Full code of our basic echo server is available here.

As before you can run in for example from the sbt console just by typing

> runMain catsEffectTutorial.EchoServerV1_Simple

That will start the server on default port 5432, you can also set any other port by passing it as argument. To test the server is properly running, you can connect to it using telnet. Here we connect, send hi, and the server replies with the same text. Finally we send an empty line to close the connection:

$ telnet localhost 5432
Trying 127.0.0.1...
Connected to localhost.
Escape character is '^]'.
hi
hi

Connection closed by foreign host.

You can connect several telnet sessions at the same time to verify that indeed our server can attend all of them simultaneously. Several… but not many, more about that in Fibers are not threads! section.

Unfortunately this server is a bit too simplistic. For example, how can we stop it? Well, that is something we have not addressed yet and it is when things can get a bit more complicated. We will deal with proper server halting in the next section.

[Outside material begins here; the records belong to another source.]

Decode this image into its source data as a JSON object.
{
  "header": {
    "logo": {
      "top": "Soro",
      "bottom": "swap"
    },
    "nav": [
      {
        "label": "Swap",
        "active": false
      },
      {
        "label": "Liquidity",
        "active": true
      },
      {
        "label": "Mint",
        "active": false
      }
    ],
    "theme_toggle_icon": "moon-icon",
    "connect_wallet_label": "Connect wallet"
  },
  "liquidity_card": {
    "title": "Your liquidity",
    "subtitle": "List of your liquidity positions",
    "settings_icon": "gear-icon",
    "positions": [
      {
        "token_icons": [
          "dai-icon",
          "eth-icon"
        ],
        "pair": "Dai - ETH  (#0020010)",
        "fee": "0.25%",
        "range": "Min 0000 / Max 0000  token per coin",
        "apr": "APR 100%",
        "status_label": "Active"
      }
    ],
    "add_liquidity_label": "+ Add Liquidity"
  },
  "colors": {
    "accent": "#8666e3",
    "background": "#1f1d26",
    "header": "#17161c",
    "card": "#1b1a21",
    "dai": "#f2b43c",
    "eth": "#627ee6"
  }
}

Graceful server stop (handling exit events)

There is no way to shutdown gracefully the echo server coded in the previous section. Sure we can always Ctrl-c it, but proper servers should provide better mechanisms to stop them. In this section we use some other cats-effect types to deal with this.

First, we will use a flag to signal when the server shall quit. The main server loop will run on its own fiber, that will be canceled when that flag is set. The flag will be an instance of MVar. The cats-effect documentation describes MVar as a mutable location that can be empty or contains a value, asynchronously blocking reads when empty and blocking writes when full. Why not using Semaphore or Deferred? Thing is, as we will see later on, we will need to be able to ‘peek’ whether a value has been written or not in a non-blocking fashion. That’s a handy feature that MVar implements.

So, we will ‘block’ by reading our MVar instance, and we will only write on it when STOP is received, the write being the signal that the server must be shut down. The server will be only stopped once, so we are not concerned about blocking on writing.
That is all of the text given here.